Lumber Inflation Yells Timber

As Ke$ha famously said, “It’s going down, I’m yelling timber”

Conor Sen back in May in Bloomberg argued that housing could be a good barometer of overall inflation in the economy.

  • “Housing’s a good industry to study because it was one of the first to boom after the onset of the pandemic last spring, so it might be a leading indicator of what we’ll see from other parts of the economy over the next several months.” (Bloomberg)

Sen argued that in order for inflation to take hold it required more than just an imbalance of supply and demand. “…it takes a conscious behavioral change from both buyers and sellers in support of higher prices.” He also pointed out that neither builders nor sawmills seemed to be acting in a way that they believed inflated prices were here to say.

Fast forward to June, and Matt Philips at The New York Times reports that lumber costs soared over the past year as do-it-yourselfers’ spent stimulus checks. However, a month of declines shows that consumers aren’t about to trigger runaway increases… (New York Times)

  • The renovation boom drove insatiable demand for lumber, even as the pandemic idled mills. “Lumber futures surged to unprecedented heights, peaking at more than $1,600 per thousand board feet in early May”
  • Easy come and easy go. Nobody expects lumber to fall back to pre-pandemic levels but lumber prices have seen quite the drive this last month. “Lumber prices in the futures market are down more than 45 percent from their peak, slipping below $1,000 for the first time in months.”
  • Econ 101. Jan Hatzius, chief economist at Goldman Sachs, told The New York Times that “Many of the extreme price spikes we’ve seen in recent months are likely to reverse for Econ 101 reasons.” Hatzius is not alone in this belief. The Federal Reserve also believes that “painful price spikes for everything from airline tickets to used cars will abate as the economy gets back to normal.”

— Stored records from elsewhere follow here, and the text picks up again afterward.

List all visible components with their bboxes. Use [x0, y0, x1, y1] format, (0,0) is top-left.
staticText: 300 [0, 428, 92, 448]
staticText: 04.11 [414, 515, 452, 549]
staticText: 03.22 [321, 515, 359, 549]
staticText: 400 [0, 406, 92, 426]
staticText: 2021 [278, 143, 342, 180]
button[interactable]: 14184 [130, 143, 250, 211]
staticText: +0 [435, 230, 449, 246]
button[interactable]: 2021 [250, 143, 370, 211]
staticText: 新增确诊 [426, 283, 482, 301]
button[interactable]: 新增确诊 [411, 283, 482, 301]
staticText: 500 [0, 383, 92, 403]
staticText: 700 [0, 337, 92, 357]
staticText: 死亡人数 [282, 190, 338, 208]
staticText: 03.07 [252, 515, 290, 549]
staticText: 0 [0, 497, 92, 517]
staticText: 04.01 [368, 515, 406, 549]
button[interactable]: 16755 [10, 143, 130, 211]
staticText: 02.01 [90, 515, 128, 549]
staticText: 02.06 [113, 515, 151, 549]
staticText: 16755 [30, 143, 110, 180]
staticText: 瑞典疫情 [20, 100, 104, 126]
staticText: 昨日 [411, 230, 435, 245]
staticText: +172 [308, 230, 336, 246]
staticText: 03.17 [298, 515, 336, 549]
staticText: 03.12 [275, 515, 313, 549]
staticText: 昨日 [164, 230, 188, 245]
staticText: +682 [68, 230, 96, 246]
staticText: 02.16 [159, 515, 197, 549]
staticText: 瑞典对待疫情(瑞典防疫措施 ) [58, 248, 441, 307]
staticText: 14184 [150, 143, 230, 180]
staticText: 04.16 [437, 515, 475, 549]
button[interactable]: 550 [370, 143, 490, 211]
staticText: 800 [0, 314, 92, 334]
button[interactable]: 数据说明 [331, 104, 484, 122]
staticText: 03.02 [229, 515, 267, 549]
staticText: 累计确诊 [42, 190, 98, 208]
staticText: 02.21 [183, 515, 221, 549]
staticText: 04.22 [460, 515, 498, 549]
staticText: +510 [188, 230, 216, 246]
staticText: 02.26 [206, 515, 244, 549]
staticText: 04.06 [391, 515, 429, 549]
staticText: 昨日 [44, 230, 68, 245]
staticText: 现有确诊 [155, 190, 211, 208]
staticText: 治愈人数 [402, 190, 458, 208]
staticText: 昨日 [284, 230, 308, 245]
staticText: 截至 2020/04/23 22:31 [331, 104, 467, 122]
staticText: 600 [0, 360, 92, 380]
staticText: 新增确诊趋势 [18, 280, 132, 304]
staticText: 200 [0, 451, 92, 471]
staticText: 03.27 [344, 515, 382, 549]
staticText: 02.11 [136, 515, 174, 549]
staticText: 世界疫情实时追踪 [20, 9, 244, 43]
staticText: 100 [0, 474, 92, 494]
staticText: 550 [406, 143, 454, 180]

This obviously doesn’t mean Conor Sen, Hatzius, or the Federal Reserve have been proven right. It’s really too soon to tell. Micheal Strain echoed this same sentiment to the New York Times. “The question instead is whether or not the existence of these one-off factors, kind of one after the other, sustained over a period of several months, will change the way people think about future price increases and make them more likely to go into their bosses’ offices, demand a raise…And I think the answer at this point is we don’t know.”